As a former owner/operator myself and a long-time consultant and educator, I have had the incredible opportunity to see behind the curtain of some of the most respected and famous chefs and operators in America. I also have an army of students who, after learning the “how-tos,” have gone on to work at major and minor food businesses only to discover that many restaurants survive on magic and luck. Words like recipes (knowing the true production cost of products), retailing (understanding the true purpose of your business), yields (how much is left to serve after trim and cooking), Q Factor (cost of the “free” items like bread basket, ketchup, mustard, etc.), and purchasing strategy (proper buying and receiving procedures) are unknown. I can name numerous celebrity chefs whose business acumen either doesn’t exist or is pushed to the side in the name of creativity.

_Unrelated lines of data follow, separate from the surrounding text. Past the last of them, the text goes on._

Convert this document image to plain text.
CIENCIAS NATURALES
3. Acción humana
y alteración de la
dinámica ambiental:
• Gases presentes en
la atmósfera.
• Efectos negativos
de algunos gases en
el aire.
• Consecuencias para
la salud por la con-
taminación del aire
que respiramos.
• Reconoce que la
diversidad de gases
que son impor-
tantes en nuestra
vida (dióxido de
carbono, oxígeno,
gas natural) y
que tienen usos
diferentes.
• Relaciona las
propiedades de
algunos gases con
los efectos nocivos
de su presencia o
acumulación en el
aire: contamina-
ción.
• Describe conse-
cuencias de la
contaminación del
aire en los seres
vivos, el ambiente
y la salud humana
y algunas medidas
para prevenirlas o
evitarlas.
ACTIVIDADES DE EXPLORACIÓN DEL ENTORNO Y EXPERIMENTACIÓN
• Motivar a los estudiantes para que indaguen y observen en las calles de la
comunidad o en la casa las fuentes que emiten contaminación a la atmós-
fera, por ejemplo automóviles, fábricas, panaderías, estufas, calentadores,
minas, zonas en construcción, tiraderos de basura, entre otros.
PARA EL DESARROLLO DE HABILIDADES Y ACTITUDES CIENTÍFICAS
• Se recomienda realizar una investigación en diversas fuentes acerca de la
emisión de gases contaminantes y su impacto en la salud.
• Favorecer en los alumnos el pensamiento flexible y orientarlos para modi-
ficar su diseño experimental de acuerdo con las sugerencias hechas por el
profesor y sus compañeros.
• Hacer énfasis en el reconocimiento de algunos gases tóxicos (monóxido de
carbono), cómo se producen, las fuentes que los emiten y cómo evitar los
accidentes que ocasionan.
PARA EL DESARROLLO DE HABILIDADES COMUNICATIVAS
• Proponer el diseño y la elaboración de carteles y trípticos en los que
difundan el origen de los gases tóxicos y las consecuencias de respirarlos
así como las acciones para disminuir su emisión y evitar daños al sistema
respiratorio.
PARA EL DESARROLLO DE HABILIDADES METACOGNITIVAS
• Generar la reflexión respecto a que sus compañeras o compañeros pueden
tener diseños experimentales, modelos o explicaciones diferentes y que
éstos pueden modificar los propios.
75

This doesn’t include those who play with the cash, and keep loose systems and accountability so as not to get caught.


This is not to say that the new wage laws, tip rules, rents, etc., aren’t major challenges. They definitely are. One celebrity chef recently noted in The New York Times that the way we operate now will not be the way we operate in the future. Still, it’s amazing the number of operators and chefs I have seen who appear successful but are really marginally profitable or not profitable at all. Some don’t even know how much they make. They are simply marketers hoping that “volume covers all sins.” When the going gets rough, it’s easy to look outside and blame everything else but yourself – especially when you may not know better.

Is proper culinary education helpful? It certainly could be. In the words of a student who came to ICE already the owner of a successful restaurant, “After I graduated, I put to use what I learned and made a lot more money with no more effort.” But maybe more knowledge will definitely help some. It won’t relieve the pains of a bad lease signed too quickly. But managing costs and maximizing revenues all present opportunities for change. It’s just knowing how.

Are NYC restaurants in a challenging time? Definitely. The way we have operated in the past will probably not be the way of the future. Being a great operator will require knowing how to run a successful business.